There is no other way to express the first encounter with the world. It may be that this is not the first encounter as such. Perhaps the first encounter is with nothing. But we can never know that. To suggest that nothing can be encountered is counterintuitive and illogical. I too must have been nothing. Nothing cannot be there, for that there would have to be no place.
This world then must be there at the moment of its encounter. What the thing that is encountered matters not for now, only that there is a separation between there and not there.
Space is inferred by the relationship of things.
I cannot make contact with space. It is there only from the sensing of things. Eventually, I will make contact with other things. And space will be inferred from this.
Time is inferred from the change in the relationship of things.
Like space I cannot directly know it. I know time by things and space. The movement of things is the measure of time. I cannot be sure time exists other than from knowing it through things and space.
Reality is the entirety of things, space, and time.
All that can be known is derived from reality.
Sometimes, most times, as sentient beings we are not aware of the situation. This is a common phenomenon. We are so thoroughly immersed in the moment that we are scarcely aware of our existence. This automacy is part of the mechanism of this particular thing.
I am a thing of the reality. At some point I become aware of my self as a thing. I become aware of my observation of the reality.
Reality is the entirety of things, space, and time. The observation or non-observation of reality does not change its existence.
There is nothing above and beyond the the material reality. Everything that is there can be understood from physicality. There is no dualism or pluralism. To feel “disconnected” at this thought is to be under the same illusion as feeling “connected”. Both are as impossible.
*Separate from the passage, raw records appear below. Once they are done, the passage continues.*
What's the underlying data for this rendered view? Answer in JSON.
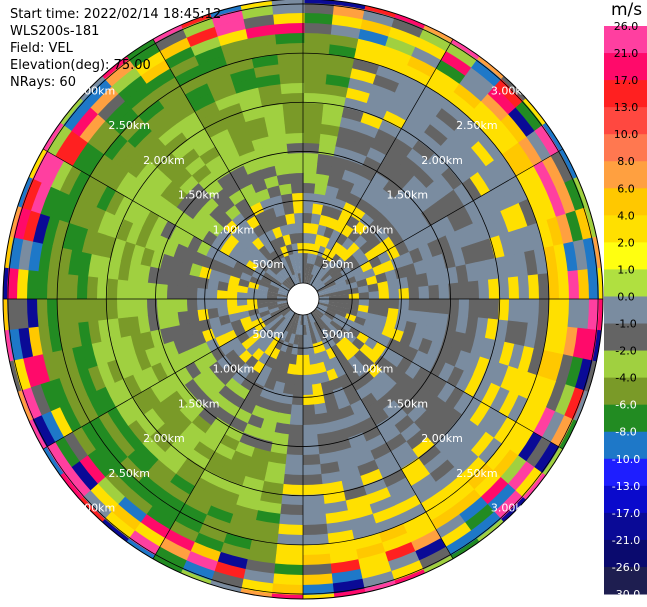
{
  "header": {
    "start_time": "Start time: 2022/02/14 18:45:12",
    "instrument": "WLS200s-181",
    "field": "Field: VEL",
    "elevation": "Elevation(deg): 75.00",
    "nrays": "NRays: 60"
  },
  "colorbar": {
    "unit": "m/s",
    "ticks": [
      "26.0",
      "21.0",
      "17.0",
      "13.0",
      "10.0",
      "8.0",
      "6.0",
      "4.0",
      "2.0",
      "1.0",
      "0.0",
      "-1.0",
      "-2.0",
      "-4.0",
      "-6.0",
      "-8.0",
      "-10.0",
      "-13.0",
      "-17.0",
      "-21.0",
      "-26.0",
      "-30.0"
    ],
    "colors": [
      "#ff3fa0",
      "#ff0a6a",
      "#ff2020",
      "#ff4840",
      "#ff7850",
      "#ffa040",
      "#ffc800",
      "#ffe000",
      "#ffff10",
      "#b0e040",
      "#7a8ca0",
      "#646464",
      "#a0d040",
      "#7a9a28",
      "#228b22",
      "#1e78c8",
      "#1e1eff",
      "#0a0acc",
      "#0a0a96",
      "#0a0a6e",
      "#1e1e50"
    ]
  },
  "chart_data": {
    "type": "heatmap",
    "projection": "polar PPI (plan position indicator)",
    "field": "VEL",
    "units": "m/s",
    "nrays": 60,
    "range_rings_km": [
      0.5,
      1.0,
      1.5,
      2.0,
      2.5,
      3.0
    ],
    "ring_labels": [
      "500m",
      "1.00km",
      "1.50km",
      "2.00km",
      "2.50km",
      "3.00km"
    ],
    "value_range": [
      -30,
      30
    ],
    "regions": [
      {
        "sector": "north-east to south (azimuth 0-180)",
        "near_range_velocity": "0.0 to 2.0",
        "far_range_velocity": "2.0 to 6.0"
      },
      {
        "sector": "south-west to north (azimuth 180-360)",
        "near_range_velocity": "0.0 to -2.0",
        "far_range_velocity": "-2.0 to -6.0"
      },
      {
        "sector": "outer edge ring (beyond 3.00km)",
        "velocity": "noisy, mixed -30 to 26"
      }
    ]
  }
}
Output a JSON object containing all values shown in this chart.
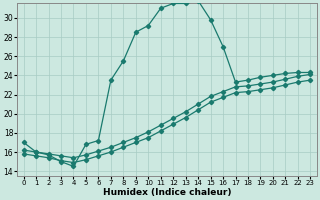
{
  "xlabel": "Humidex (Indice chaleur)",
  "bg_color": "#cce8e0",
  "grid_color": "#a8ccC4",
  "line_color": "#1a7a6e",
  "xlim": [
    -0.5,
    23.5
  ],
  "ylim": [
    13.5,
    31.5
  ],
  "yticks": [
    14,
    16,
    18,
    20,
    22,
    24,
    26,
    28,
    30
  ],
  "xticks": [
    0,
    1,
    2,
    3,
    4,
    5,
    6,
    7,
    8,
    9,
    10,
    11,
    12,
    13,
    14,
    15,
    16,
    17,
    18,
    19,
    20,
    21,
    22,
    23
  ],
  "curve1_x": [
    0,
    1,
    2,
    3,
    4,
    5,
    6,
    7,
    8,
    9,
    10,
    11,
    12,
    13,
    14,
    15,
    16,
    17,
    18,
    19,
    20,
    21,
    22,
    23
  ],
  "curve1_y": [
    17,
    16,
    15.7,
    15.0,
    14.5,
    16.8,
    17.2,
    23.5,
    25.5,
    28.5,
    29.2,
    31.0,
    31.5,
    31.5,
    31.8,
    29.8,
    27.0,
    23.3,
    23.5,
    23.8,
    24.0,
    24.2,
    24.3,
    24.3
  ],
  "curve2_x": [
    0,
    1,
    2,
    3,
    4,
    5,
    6,
    7,
    8,
    9,
    10,
    11,
    12,
    13,
    14,
    15,
    16,
    17,
    18,
    19,
    20,
    21,
    22,
    23
  ],
  "curve2_y": [
    16.2,
    16.0,
    15.8,
    15.6,
    15.4,
    15.7,
    16.1,
    16.5,
    17.0,
    17.5,
    18.1,
    18.8,
    19.5,
    20.2,
    21.0,
    21.8,
    22.3,
    22.8,
    22.9,
    23.1,
    23.3,
    23.6,
    23.9,
    24.1
  ],
  "curve3_x": [
    0,
    1,
    2,
    3,
    4,
    5,
    6,
    7,
    8,
    9,
    10,
    11,
    12,
    13,
    14,
    15,
    16,
    17,
    18,
    19,
    20,
    21,
    22,
    23
  ],
  "curve3_y": [
    15.8,
    15.6,
    15.4,
    15.1,
    14.9,
    15.2,
    15.6,
    16.0,
    16.5,
    17.0,
    17.5,
    18.2,
    18.9,
    19.6,
    20.4,
    21.2,
    21.7,
    22.2,
    22.3,
    22.5,
    22.7,
    23.0,
    23.3,
    23.5
  ],
  "ytick_fontsize": 5.5,
  "xtick_fontsize": 5.0,
  "xlabel_fontsize": 6.5
}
In this way, the existential absurdity makes sense. We have always made meaning for ourselves, under the guise of religion, philosophy, science, or some other construct. We are good at it. We shall forever struggle with this in repeated acts of forgetfulness.
Epistemologically, the first stimulus (my first stimulus) is sensory. It is of the things in the world, including the reflexive sensing of myself as a thing. The evidence is, things are known by sensation, and also things remain regardless whether being sensed or perceived.
You cannot perceive what is not first sensed. And you cannot conceive what is not first perceived. No chain of conception can occur without the first stimulus.
The chain of conception is the illusion of a self. The self is a conception.